Joanna: We Can Detect BluePill. Let Us Prove It!
Thomas Ptacek | June 27th, 2007 | Filed Under: Defenses, New Findings, Uncategorized
Nate Lawson, spilling the beans on our some of our Black Hat plans:
“The crux of the matter is that a perfect emulator of any sufficiently complex system would have to be a bug-free program, and we don’t know how to write those yet,” he argued. “The important thing to consider when writing a rootkit is what layer to implement it at. Joanna chose “entire x86 PC”, which we argue is too big a cross-section.”
Joanna, we respectfully request terms under which you’d agree to an “undetectable rootkit detection challenge”. We’ll concede almost anything reasonable; we want the same access to the (possibly-)infected machine than any antivirus software would get.
The backstory:
Dino Dai Zovi, under Matasano colors, presented a hypervisor rootkit (“Vitriol”) for Intel’s VT-X extensions at Black Hat last year, at the same time as Joanna presented BluePill for AMD’d SVM.
We concede: Joanna’s rootkit is coolor than ours. I particularly liked using the debug registers to grab network traffic out of the drivers. We stopped weaponizing Vitriol.
Peter Ferrie, the Symantec branch of our Black Hat team, releases a kick-ass paper on hypervisor detection. Peter’s focus is on fingerprinting software hypervisors (like VMWare), but he also comes up with a clever way to detect hardware virtualization.

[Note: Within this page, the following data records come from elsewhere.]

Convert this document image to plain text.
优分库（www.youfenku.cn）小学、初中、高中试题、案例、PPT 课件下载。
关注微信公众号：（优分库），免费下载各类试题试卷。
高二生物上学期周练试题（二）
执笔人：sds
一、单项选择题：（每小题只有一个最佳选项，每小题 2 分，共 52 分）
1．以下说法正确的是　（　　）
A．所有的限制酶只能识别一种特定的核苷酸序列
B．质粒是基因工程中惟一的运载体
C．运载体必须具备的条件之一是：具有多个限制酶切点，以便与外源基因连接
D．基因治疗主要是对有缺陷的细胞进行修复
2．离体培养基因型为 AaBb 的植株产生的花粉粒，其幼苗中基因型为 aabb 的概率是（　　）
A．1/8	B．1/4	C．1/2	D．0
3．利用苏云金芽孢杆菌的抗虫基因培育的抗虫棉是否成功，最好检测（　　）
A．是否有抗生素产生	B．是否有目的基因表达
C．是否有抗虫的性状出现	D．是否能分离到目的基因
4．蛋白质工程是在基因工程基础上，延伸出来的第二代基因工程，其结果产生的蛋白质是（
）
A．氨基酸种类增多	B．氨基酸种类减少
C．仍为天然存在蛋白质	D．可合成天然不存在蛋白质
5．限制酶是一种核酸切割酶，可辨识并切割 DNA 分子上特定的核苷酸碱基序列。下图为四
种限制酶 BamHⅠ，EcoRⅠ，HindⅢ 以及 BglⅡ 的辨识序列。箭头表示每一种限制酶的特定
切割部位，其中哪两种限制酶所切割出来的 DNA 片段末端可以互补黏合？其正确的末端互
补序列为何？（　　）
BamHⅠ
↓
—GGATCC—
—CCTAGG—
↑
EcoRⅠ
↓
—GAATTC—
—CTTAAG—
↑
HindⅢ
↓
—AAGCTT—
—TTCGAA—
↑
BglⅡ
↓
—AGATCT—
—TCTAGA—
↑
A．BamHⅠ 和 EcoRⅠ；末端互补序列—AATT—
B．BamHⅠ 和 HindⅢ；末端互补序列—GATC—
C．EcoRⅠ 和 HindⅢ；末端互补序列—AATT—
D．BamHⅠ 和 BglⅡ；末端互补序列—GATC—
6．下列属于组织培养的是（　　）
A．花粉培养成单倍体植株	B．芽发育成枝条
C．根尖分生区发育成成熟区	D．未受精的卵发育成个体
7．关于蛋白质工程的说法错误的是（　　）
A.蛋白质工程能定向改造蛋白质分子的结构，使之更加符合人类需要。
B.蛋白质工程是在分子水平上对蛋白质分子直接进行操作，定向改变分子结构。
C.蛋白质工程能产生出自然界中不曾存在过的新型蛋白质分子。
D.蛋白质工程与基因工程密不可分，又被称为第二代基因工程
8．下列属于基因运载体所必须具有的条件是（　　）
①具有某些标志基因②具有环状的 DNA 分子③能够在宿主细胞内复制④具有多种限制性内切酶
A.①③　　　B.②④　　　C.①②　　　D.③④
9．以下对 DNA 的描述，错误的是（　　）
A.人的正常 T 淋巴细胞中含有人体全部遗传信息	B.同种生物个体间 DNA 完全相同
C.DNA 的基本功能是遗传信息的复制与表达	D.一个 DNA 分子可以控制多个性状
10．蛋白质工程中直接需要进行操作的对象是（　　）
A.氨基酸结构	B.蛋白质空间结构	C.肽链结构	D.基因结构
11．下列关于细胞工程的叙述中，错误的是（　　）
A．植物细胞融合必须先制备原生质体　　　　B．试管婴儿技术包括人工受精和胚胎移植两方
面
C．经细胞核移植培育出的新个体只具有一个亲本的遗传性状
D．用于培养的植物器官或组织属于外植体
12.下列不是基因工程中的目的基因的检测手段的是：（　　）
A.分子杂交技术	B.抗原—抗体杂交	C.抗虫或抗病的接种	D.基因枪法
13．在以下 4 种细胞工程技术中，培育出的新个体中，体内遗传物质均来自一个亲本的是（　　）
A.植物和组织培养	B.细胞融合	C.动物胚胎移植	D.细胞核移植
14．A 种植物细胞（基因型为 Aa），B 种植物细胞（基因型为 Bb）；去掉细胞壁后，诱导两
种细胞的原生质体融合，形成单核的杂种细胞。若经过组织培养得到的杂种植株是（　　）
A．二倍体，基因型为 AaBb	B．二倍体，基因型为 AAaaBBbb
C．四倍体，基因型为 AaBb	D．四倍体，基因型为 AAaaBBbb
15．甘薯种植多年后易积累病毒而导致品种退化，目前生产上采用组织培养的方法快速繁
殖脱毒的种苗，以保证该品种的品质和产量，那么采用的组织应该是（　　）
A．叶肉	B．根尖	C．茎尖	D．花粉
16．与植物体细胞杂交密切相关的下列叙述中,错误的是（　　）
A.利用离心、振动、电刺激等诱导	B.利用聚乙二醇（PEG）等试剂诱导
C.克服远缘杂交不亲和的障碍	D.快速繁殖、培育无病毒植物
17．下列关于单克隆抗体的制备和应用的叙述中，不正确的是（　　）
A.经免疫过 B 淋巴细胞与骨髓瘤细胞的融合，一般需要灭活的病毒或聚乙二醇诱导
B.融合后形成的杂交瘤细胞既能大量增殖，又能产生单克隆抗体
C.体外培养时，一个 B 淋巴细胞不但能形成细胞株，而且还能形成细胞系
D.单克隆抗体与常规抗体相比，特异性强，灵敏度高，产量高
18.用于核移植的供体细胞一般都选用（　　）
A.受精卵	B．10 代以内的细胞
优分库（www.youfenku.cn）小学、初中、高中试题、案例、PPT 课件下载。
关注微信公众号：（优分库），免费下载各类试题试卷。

Nate Lawson, Dino, and I are, simultaneously, working on hardware rootkit detection techniques.
Nate, Peter, Dino, and I join up to defend our thesis at Black Hat: if you surreptitiously “hyperjack” an OS, enabling hardware virtualization (or replacing or infecting an existing hypervisor), you introduce so many subtle changes in system behavior —- timing and otherwise —- that you’re bound to be detectable.
And so the stage is set for our Black Hat talk.
For the record: I’m the least scary member of this particular team, but have likely written the most code (by LOC) behind the talk. Obviously, Dino’s Vitriol work is what made it possible for us to figure this stuff out, and Joanna’s BluePill work —- which we haven’t seen —- is what makes it interesting.
I’ll have more to say in the coming weeks.